When Dan posted his Painted Cubes Makeover, it reminded me of another activity that was presented for Pythagorean Theorem work, but Students found a totally different connection once again.

The Unit starts with an activity about the City of Euclid, where roads strictly form blocks.

Instead of showing students a grid right away, I used a set-up that is natural in my room, the desks. While I normally run different configurations of desk set-up in my room, when I know this is coming up I reset my desks this way with this task in mind.

(Photo does not portray any actual students, any resemblance is purely coincidental)
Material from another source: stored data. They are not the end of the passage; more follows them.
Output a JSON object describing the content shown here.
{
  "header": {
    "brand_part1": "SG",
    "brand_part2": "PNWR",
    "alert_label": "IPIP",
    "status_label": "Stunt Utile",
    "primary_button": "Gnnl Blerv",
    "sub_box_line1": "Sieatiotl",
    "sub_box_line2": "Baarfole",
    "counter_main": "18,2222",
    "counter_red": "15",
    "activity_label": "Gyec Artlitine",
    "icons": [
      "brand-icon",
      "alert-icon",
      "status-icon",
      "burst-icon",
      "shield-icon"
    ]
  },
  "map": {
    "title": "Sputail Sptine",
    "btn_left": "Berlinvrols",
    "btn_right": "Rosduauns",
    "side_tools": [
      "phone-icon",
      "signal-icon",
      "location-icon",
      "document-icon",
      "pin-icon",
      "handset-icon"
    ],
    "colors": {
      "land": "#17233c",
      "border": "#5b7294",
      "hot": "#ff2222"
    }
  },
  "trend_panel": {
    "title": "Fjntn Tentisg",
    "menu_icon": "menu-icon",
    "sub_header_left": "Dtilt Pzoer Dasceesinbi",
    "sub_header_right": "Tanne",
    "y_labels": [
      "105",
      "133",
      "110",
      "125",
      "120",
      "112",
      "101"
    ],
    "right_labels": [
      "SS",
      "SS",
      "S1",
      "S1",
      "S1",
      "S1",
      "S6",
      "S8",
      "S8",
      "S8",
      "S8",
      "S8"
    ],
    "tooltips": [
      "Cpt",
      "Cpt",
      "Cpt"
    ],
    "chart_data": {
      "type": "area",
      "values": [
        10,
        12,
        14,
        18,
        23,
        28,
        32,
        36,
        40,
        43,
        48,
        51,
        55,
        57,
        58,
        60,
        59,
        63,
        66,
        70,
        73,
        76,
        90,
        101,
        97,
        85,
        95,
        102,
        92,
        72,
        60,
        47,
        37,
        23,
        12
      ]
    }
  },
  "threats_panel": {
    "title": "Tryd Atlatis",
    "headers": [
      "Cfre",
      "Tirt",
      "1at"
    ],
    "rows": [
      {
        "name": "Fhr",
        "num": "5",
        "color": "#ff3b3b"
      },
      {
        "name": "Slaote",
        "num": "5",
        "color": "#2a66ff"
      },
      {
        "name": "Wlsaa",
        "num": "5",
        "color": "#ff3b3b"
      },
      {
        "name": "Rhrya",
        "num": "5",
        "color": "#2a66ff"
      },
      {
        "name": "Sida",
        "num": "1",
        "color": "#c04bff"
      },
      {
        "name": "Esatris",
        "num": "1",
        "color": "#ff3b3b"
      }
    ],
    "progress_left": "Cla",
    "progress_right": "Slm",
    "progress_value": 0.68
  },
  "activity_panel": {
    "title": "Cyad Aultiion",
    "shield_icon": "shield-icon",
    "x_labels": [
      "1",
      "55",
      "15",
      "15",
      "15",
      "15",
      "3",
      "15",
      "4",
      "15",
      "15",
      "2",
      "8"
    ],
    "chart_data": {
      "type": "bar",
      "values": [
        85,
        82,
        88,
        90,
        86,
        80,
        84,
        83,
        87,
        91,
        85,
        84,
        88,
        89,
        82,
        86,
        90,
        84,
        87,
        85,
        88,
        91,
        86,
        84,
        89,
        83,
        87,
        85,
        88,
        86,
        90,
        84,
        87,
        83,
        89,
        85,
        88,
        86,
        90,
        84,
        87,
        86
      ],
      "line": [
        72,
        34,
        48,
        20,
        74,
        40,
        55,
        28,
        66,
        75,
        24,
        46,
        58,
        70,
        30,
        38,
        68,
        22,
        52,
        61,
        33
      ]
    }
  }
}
I will ask students how I could get from Sam to Joe, and we talk about the different paths. One activity I like to do while exploring this is to have my RC car in the room. When students tell me a particular path, I will set the car up and “investigate ” the path. I do this mainly to reinforce that students need to be able to express their ideas clearly (and to have a bit of fun as well).
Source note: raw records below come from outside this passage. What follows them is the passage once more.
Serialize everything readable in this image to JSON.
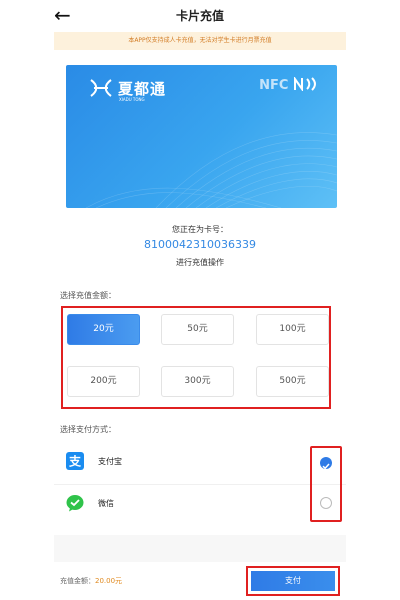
{
  "header": {
    "back_icon": "arrow-left-icon",
    "title": "卡片充值"
  },
  "notice": "本APP仅支持成人卡充值，无法对学生卡进行月票充值",
  "card": {
    "brand_cn": "夏都通",
    "brand_en": "XIADU TONG",
    "nfc_label": "NFC",
    "gradient_start": "#2a8be6",
    "gradient_end": "#5ec0f6"
  },
  "card_info": {
    "prompt_before": "您正在为卡号：",
    "card_number": "8100042310036339",
    "prompt_after": "进行充值操作"
  },
  "amount_section": {
    "label": "选择充值金额：",
    "options": [
      "20元",
      "50元",
      "100元",
      "200元",
      "300元",
      "500元"
    ],
    "selected": "20元"
  },
  "payment_section": {
    "label": "选择支付方式：",
    "methods": [
      {
        "label": "支付宝",
        "icon": "alipay-icon",
        "selected": true
      },
      {
        "label": "微信",
        "icon": "wechat-icon",
        "selected": false
      }
    ]
  },
  "footer": {
    "total_label": "充值金额：",
    "total_value": "20.00元",
    "pay_button": "支付"
  },
  "colors": {
    "accent": "#2f7be6",
    "highlight_border": "#e02020",
    "notice_bg": "#fdf1dc",
    "notice_text": "#d27c25",
    "total_value": "#e08a20"
  }
}
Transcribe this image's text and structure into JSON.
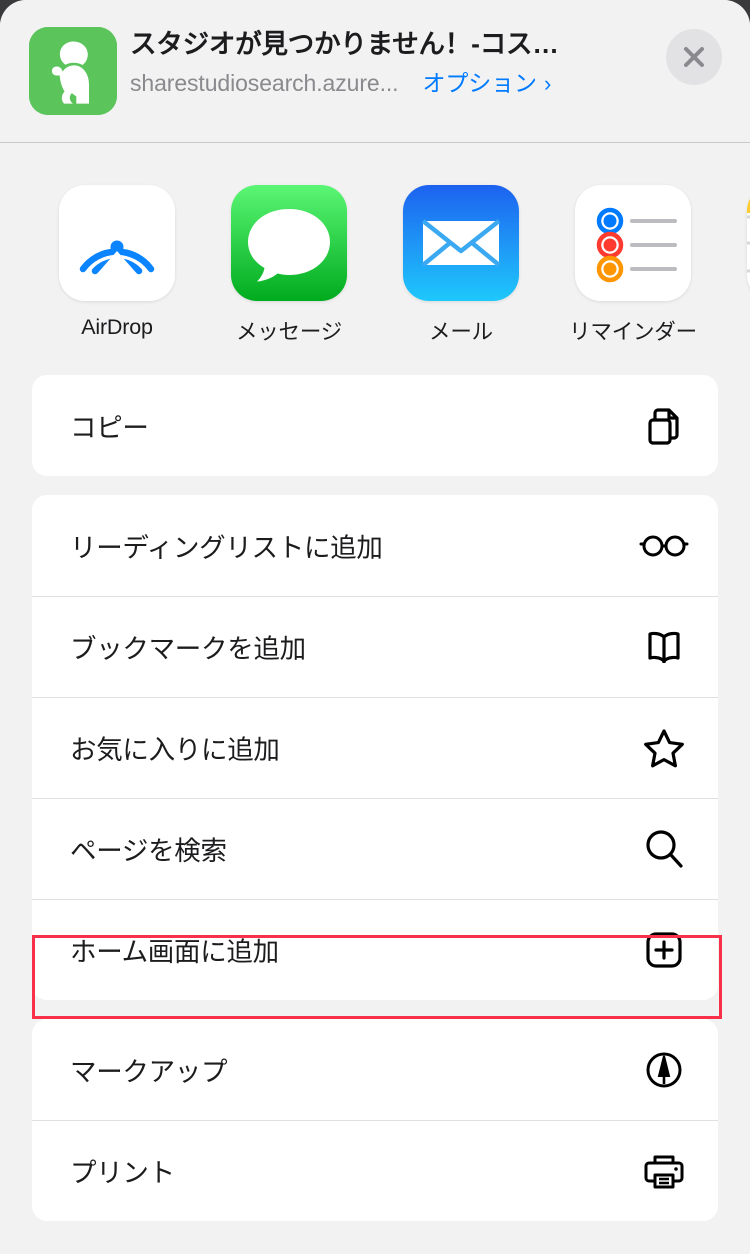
{
  "sheet": {
    "header": {
      "app_icon_name": "sitting-person-icon",
      "app_icon_color": "#5bc45b",
      "title": "スタジオが見つかりません！-コス…",
      "subtitle": "sharestudiosearch.azure...",
      "options_label": "オプション",
      "options_chevron": "›",
      "close_icon": "close-icon",
      "accent_color": "#007aff"
    },
    "apps": [
      {
        "label": "AirDrop",
        "icon": "airdrop-icon"
      },
      {
        "label": "メッセージ",
        "icon": "messages-icon"
      },
      {
        "label": "メール",
        "icon": "mail-icon"
      },
      {
        "label": "リマインダー",
        "icon": "reminders-icon"
      },
      {
        "label": "",
        "icon": "notes-icon"
      }
    ],
    "action_groups": [
      {
        "actions": [
          {
            "label": "コピー",
            "icon": "copy-icon"
          }
        ]
      },
      {
        "actions": [
          {
            "label": "リーディングリストに追加",
            "icon": "glasses-icon"
          },
          {
            "label": "ブックマークを追加",
            "icon": "book-icon"
          },
          {
            "label": "お気に入りに追加",
            "icon": "star-icon"
          },
          {
            "label": "ページを検索",
            "icon": "search-icon"
          },
          {
            "label": "ホーム画面に追加",
            "icon": "add-to-home-icon"
          }
        ]
      },
      {
        "actions": [
          {
            "label": "マークアップ",
            "icon": "markup-icon"
          },
          {
            "label": "プリント",
            "icon": "print-icon"
          }
        ]
      }
    ],
    "highlight": {
      "target_label": "ホーム画面に追加",
      "color": "#f8304a"
    }
  }
}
Naturally the conversation comes up about what the shortest path from Sam to Joe is. Students really get into arguments about what path is correct:

Students can come up with some really creative reasoning why one is longer than the other. One very popular concept is that longer means time, which means that the more turns you take the longer the path is. Then a discussion starts to define how long the path is, students normally revise it to how many desks you move, or how many students. They also start defining the direction that you move: “one student to the right, three students up, one more student to the right.” This all happens until that one student asks: Why we have to follow the road?

Other than physical constraints (and students can come up with many different pros and cons to both sides), students want to define the length as how far a paper airplane will travel between Sam and Joe. So we create a diagram like this.
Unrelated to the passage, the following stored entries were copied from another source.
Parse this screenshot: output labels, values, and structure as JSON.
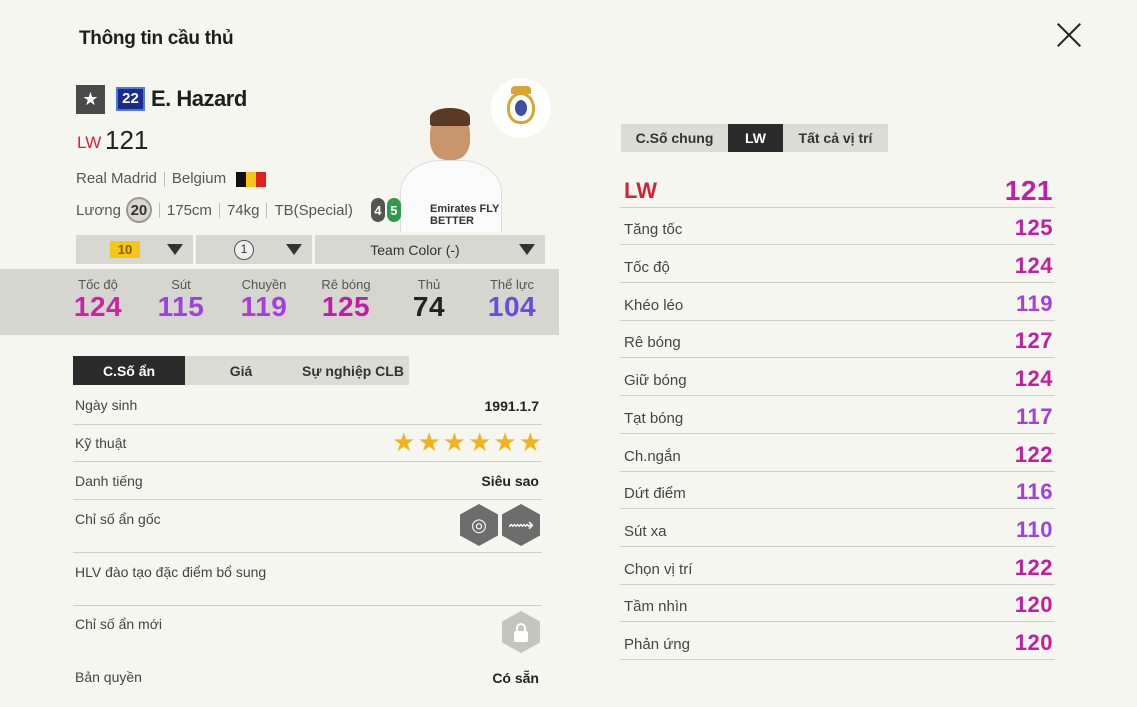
{
  "header": {
    "title": "Thông tin cầu thủ"
  },
  "player": {
    "name": "E. Hazard",
    "season_number": "22",
    "position": "LW",
    "overall": "121",
    "club": "Real Madrid",
    "nation": "Belgium",
    "salary_label": "Lương",
    "salary": "20",
    "height": "175cm",
    "weight": "74kg",
    "body_type": "TB(Special)",
    "weak_foot": "4",
    "skill_moves": "5",
    "sponsor_text": "Emirates FLY BETTER"
  },
  "controls": {
    "enhance_level": "10",
    "training_level": "1",
    "team_color": "Team Color (-)"
  },
  "summary_stats": [
    {
      "label": "Tốc độ",
      "value": "124",
      "color": "#cc22a6"
    },
    {
      "label": "Sút",
      "value": "115",
      "color": "#9a44dd"
    },
    {
      "label": "Chuyền",
      "value": "119",
      "color": "#a63fd8"
    },
    {
      "label": "Rê bóng",
      "value": "125",
      "color": "#c21ea4"
    },
    {
      "label": "Thủ",
      "value": "74",
      "color": "#222222"
    },
    {
      "label": "Thể lực",
      "value": "104",
      "color": "#6a4ce0"
    }
  ],
  "lower_tabs": [
    {
      "label": "C.Số ẩn",
      "active": true
    },
    {
      "label": "Giá",
      "active": false
    },
    {
      "label": "Sự nghiệp CLB",
      "active": false
    }
  ],
  "info": {
    "birthday_label": "Ngày sinh",
    "birthday": "1991.1.7",
    "skill_label": "Kỹ thuật",
    "skill_stars": 6,
    "fame_label": "Danh tiếng",
    "fame": "Siêu sao",
    "hidden_label": "Chỉ số ẩn gốc",
    "coach_label": "HLV đào tạo đặc điểm bổ sung",
    "new_hidden_label": "Chỉ số ẩn mới",
    "license_label": "Bản quyền",
    "license": "Có sẵn"
  },
  "right_tabs": [
    {
      "label": "C.Số chung",
      "active": false
    },
    {
      "label": "LW",
      "active": true
    },
    {
      "label": "Tất cả vị trí",
      "active": false
    }
  ],
  "detail": {
    "position": "LW",
    "overall": "121",
    "overall_color": "#c21ea4",
    "rows": [
      {
        "label": "Tăng tốc",
        "value": "125",
        "color": "#c21ea4"
      },
      {
        "label": "Tốc độ",
        "value": "124",
        "color": "#c21ea4"
      },
      {
        "label": "Khéo léo",
        "value": "119",
        "color": "#a63fd8"
      },
      {
        "label": "Rê bóng",
        "value": "127",
        "color": "#c21ea4"
      },
      {
        "label": "Giữ bóng",
        "value": "124",
        "color": "#c21ea4"
      },
      {
        "label": "Tạt bóng",
        "value": "117",
        "color": "#a63fd8"
      },
      {
        "label": "Ch.ngắn",
        "value": "122",
        "color": "#c21ea4"
      },
      {
        "label": "Dứt điểm",
        "value": "116",
        "color": "#a63fd8"
      },
      {
        "label": "Sút xa",
        "value": "110",
        "color": "#9a44dd"
      },
      {
        "label": "Chọn vị trí",
        "value": "122",
        "color": "#c21ea4"
      },
      {
        "label": "Tầm nhìn",
        "value": "120",
        "color": "#c21ea4"
      },
      {
        "label": "Phản ứng",
        "value": "120",
        "color": "#c21ea4"
      }
    ]
  }
}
As soon as one student looked at this diagram, they immediately said: “The distance is the slope Mr. A, it’s how far you move in the horizontal direction and vertical direction.” Another student piped in: “That’s not right, you add the directions- not put them in a fraction.”

Now is the time we nail down what observation that student saw. I will ask students to discuss in small groups what the student meant by the distance being the slope. Many groups talk about the diagram misleading them, that when they look at how you move, it is similar to what they know about slope. They see the angled line and make that connection. They then realize that while it is not the distance, the same process the use to find slope will also define distance in Taxi-Cab Geometry (with a slight change in operation). They go on to find slope of all the previous paths from Sam to Joe, for our pictures I will get:

- A slope of 2/3
- A slope of 1,1 and 0
- A slope of 2 and 0
- A slope of 1/2 and 1

When we do go on to the Euclid activity, students will tell me the slope between the buildings, and are even engaged if I ask them to try and define equations for the line between buildings. One other great thing students notice when they discover the slope connection, they are able to tell me what the Y value is when the intercept is a non-integer. For example; since the slope from the stadium to the gas station is 1/6, you cross the Y axis after moving 2 blocks (or units to the right), so it is only 2/6ths (or 1/3rd) of the way between 3 and 4-> 3 1/3.

Even though these observations side track the lesson slightly, I always take time to investigate such findings. Any way to make connections to math for my students is valuable, and they come into the next day very excited to explore the same activity from a different perspective.